Le Passe Muraille

Dans le sillage du paladin

 

En dialogue vivifiant avec Pierre-Olivier Walzer,

par Livia Mattei

«Je ne puis vous dire à quel point j’apprécie votre activité angélique» lui écrivait Charles-Albert Cingria en 1945, et le recul sur toute une vie donne aujourd’hui, à l’expression joliment hyperbolique, comme un sceau de validité définitive.

Oui, Pierre-Olivier Walzer fut et continue d’être ce bon ange des lettres romandes, ou plus précisément ce messager et ce passeur qui n’aura cessé, pendant plus d’un demi-siècle, de servir la littérature au lieu de s’en servir. Il la servit en étudiant scrupuleux et en lecteur fervent, en thésard mariant avec Toulet la Science et la Fantaisie, en éditeur érigeant en pleine guerre (avec Jean Cuttat et Roger Schaffter) les prestigieuses Portes de France, puis en professeur et en chroniqueur littéraire (bien longtemps au Journal de Genève, qui l’a si mal remercié), en anthologiste du trésor jurassien, en découvreur de Werner Renfer, en animateur de mille bonnes causes visant soit la défense et l’illustration de tel grand écrivain disparu (Cingria le premier, puis Cendrars, ou Laforgue, notamment), soit à épauler tel auteur vivant de ce pays, et ils furent légion.

«Vous avez été si fin et tellement extraordinaire dans le dévouement dont vous avez fait preuve qu’il faut lui laisser dans le mérite toute sa splendeur», écrivait encore Cingria à son jeune éditeur, peu après la parution de Florides helvètes, en 1944, dans la collection de l’Oiselier à l’enseigne des Portes de France. Les deux hommes s’étaient rencontrés à Fribourg durant la guerre, dans ce «refuge» européen où Walzer suivait parfois les cours de Gonzague de Reynold et en donnait lui-même à des internés polonais, rencontrait Georges Cattaui et d’éminents ecclésiasti-ques, Pierre Jean Jouve ou Georges Borgeaud. Le jeune lettré vécut dans la même maison que Charles-Albert Cingria, telle que celui-ci l’évoque dans Musiques de Fribourg, «penchée vers le précipice au fond duquel roule la Sarine» et dont toutes les portes «se ferment d’elles-mêmes à moins que vous ne les assuriez par un poids»…

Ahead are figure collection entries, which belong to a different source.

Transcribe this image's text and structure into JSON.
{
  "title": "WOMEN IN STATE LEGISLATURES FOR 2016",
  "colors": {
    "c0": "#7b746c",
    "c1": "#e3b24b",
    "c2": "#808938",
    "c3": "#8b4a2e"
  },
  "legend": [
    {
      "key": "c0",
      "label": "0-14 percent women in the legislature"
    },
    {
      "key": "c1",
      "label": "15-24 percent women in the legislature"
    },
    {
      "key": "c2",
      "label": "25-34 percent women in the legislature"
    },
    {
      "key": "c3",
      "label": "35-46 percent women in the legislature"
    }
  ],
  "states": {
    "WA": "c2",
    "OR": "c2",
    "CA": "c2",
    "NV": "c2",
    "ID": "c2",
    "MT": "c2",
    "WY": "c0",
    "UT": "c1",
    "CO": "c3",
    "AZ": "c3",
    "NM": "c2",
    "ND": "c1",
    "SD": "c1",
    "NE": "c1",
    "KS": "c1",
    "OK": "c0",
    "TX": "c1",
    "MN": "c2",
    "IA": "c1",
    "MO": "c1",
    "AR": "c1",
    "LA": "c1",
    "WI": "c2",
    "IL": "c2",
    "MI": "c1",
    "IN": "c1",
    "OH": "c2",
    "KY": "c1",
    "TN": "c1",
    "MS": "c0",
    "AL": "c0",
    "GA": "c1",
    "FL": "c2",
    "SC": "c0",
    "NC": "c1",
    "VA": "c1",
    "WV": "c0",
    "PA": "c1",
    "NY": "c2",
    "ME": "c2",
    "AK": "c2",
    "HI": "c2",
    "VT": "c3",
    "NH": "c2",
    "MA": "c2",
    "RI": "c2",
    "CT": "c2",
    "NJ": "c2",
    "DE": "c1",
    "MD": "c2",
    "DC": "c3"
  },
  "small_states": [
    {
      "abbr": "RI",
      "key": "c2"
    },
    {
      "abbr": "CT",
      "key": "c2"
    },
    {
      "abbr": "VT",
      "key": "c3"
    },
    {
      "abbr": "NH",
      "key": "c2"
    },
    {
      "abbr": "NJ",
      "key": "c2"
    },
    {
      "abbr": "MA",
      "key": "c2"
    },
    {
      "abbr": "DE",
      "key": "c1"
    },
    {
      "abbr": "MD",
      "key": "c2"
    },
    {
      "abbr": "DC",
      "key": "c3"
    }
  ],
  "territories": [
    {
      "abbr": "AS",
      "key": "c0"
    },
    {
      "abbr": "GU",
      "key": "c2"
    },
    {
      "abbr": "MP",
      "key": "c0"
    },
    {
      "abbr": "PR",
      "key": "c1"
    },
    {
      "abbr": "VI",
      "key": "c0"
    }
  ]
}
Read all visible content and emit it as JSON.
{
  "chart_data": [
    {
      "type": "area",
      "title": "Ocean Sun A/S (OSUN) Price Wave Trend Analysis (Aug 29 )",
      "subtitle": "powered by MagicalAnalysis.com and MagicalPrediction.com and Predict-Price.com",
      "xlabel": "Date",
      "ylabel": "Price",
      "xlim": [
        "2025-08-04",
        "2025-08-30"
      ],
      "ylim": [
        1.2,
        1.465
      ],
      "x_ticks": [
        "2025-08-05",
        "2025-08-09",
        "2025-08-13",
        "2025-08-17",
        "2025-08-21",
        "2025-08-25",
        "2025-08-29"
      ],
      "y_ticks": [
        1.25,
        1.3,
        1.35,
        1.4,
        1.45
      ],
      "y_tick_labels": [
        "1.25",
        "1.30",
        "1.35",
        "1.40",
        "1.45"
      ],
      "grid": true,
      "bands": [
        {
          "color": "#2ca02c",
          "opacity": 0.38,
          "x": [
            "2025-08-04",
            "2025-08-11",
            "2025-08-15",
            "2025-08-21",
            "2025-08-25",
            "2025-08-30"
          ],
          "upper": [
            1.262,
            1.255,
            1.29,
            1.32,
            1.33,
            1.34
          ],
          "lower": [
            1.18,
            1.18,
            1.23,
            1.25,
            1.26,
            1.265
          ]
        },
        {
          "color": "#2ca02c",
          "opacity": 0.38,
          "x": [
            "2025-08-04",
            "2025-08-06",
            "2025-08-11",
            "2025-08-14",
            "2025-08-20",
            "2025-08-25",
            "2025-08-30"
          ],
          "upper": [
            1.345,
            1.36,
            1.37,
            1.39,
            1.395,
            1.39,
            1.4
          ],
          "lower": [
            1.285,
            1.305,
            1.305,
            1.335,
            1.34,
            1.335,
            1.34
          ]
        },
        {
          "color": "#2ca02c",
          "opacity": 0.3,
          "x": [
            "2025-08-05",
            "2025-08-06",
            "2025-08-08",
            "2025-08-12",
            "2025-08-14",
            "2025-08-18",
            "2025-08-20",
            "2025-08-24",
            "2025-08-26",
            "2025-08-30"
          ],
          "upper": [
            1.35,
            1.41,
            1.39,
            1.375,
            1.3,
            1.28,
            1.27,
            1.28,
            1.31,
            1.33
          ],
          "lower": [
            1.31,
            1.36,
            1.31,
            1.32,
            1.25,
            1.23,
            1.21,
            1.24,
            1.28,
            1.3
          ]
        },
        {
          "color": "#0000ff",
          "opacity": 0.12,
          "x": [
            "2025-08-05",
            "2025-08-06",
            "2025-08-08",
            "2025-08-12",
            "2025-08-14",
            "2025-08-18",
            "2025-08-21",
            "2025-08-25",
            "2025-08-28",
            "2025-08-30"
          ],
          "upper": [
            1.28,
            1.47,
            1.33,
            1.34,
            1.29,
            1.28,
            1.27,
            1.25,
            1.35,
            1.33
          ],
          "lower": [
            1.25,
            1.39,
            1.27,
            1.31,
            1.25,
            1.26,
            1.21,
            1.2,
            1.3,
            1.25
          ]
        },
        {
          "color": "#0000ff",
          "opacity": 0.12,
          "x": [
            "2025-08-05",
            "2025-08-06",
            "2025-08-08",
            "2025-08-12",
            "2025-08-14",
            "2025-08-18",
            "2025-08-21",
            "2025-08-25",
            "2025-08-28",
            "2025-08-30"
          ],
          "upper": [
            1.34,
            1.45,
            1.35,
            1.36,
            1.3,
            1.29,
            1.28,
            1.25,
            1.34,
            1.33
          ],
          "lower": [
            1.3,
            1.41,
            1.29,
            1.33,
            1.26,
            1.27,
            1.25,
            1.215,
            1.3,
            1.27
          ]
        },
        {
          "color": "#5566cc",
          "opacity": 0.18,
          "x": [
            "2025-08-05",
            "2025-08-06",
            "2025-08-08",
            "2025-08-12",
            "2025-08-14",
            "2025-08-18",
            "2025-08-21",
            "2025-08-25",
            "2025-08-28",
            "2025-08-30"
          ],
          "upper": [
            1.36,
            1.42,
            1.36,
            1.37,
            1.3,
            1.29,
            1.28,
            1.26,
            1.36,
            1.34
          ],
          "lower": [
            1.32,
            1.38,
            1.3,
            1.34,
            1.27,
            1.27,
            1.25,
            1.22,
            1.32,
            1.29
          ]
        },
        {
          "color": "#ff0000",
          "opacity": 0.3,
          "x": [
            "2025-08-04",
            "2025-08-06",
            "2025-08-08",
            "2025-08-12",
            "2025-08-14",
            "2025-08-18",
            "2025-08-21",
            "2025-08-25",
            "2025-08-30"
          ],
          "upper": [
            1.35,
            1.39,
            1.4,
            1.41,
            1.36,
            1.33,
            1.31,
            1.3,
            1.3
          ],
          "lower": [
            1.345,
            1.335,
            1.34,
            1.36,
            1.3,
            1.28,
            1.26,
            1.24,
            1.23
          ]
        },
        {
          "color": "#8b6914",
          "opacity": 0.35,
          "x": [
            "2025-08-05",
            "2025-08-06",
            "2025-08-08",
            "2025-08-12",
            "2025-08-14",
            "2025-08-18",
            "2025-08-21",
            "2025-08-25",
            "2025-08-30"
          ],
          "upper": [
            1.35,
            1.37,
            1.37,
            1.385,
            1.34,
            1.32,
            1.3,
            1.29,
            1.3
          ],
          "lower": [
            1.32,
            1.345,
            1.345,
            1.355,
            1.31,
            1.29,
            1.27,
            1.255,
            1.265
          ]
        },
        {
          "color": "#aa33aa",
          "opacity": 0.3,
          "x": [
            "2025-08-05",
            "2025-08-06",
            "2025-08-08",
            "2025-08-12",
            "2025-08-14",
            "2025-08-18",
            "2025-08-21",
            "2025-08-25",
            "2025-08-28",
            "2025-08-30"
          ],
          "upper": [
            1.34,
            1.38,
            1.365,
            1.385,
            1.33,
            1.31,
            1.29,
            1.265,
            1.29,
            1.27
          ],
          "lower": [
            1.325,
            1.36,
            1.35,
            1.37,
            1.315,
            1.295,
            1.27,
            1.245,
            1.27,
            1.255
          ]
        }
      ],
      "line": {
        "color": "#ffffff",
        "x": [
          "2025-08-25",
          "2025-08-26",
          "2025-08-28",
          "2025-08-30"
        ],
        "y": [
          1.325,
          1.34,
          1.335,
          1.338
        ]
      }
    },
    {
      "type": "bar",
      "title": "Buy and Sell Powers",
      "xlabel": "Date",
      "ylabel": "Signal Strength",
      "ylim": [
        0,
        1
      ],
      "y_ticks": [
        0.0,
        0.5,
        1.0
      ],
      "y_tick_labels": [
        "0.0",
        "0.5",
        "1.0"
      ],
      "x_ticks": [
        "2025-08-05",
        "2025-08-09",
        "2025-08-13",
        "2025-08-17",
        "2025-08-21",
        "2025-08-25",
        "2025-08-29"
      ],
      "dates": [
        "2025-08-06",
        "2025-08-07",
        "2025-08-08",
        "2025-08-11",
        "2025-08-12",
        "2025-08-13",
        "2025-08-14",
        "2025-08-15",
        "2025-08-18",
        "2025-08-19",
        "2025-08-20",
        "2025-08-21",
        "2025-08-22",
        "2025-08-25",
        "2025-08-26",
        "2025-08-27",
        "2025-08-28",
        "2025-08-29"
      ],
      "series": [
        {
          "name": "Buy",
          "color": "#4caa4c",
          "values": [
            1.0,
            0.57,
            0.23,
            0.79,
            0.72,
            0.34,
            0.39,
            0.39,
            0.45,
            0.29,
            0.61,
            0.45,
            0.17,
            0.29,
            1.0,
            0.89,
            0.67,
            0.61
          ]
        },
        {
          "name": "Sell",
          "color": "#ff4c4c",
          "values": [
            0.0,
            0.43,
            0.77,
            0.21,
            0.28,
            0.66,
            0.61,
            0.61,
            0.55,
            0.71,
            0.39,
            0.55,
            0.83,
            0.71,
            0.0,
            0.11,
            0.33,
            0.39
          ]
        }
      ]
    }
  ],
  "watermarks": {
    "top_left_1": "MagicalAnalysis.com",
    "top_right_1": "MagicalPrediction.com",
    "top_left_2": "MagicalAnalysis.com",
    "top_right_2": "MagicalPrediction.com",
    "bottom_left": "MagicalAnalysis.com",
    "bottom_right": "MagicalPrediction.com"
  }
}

Tout cela, et tant d’autres choses liées à son parcours d’«homme au bâton», à ses travaux critiques les plus magistraux (pour la Pléiade, ou à la gloire de Valéry et de Mallarmé), comme à ses livres plus «personnels», dont la savoureuse Vie des saints du Jura, Pierre-Olivier Walzer le raconte dans un recueil d’entretiens qui s’achève par une véritable profession de foi sur l’époque.

Auparavant, un Grand Questionnaire, à la manière de Charles-Albert Cingria, de Marcel Proust et des saints du Jura, nous introduit familièrement (et avec de beaux développements sur la montagne et la mer, la musique ou les impénétrables fins dernières), dans le récit de cette vie et nous fait mieux approcher l’homme en sa complexion d’humaniste «régulier», soumis à la règle de la discipline et de l’honnêteté. On y verra de surcroît, et à tout moment, l’humour et certain goût potache pour la facétie émailler cette solide couche de fond, constituant la manière et le style de Pierre-Olivier Walzer.

L. M.

Pierre-Olivier Walzer, Le Paladin des Lettres, entretiens avec Jean-Louis Kuffer, la Bibliothèque des Arts, collection Paroles Vives, 1999.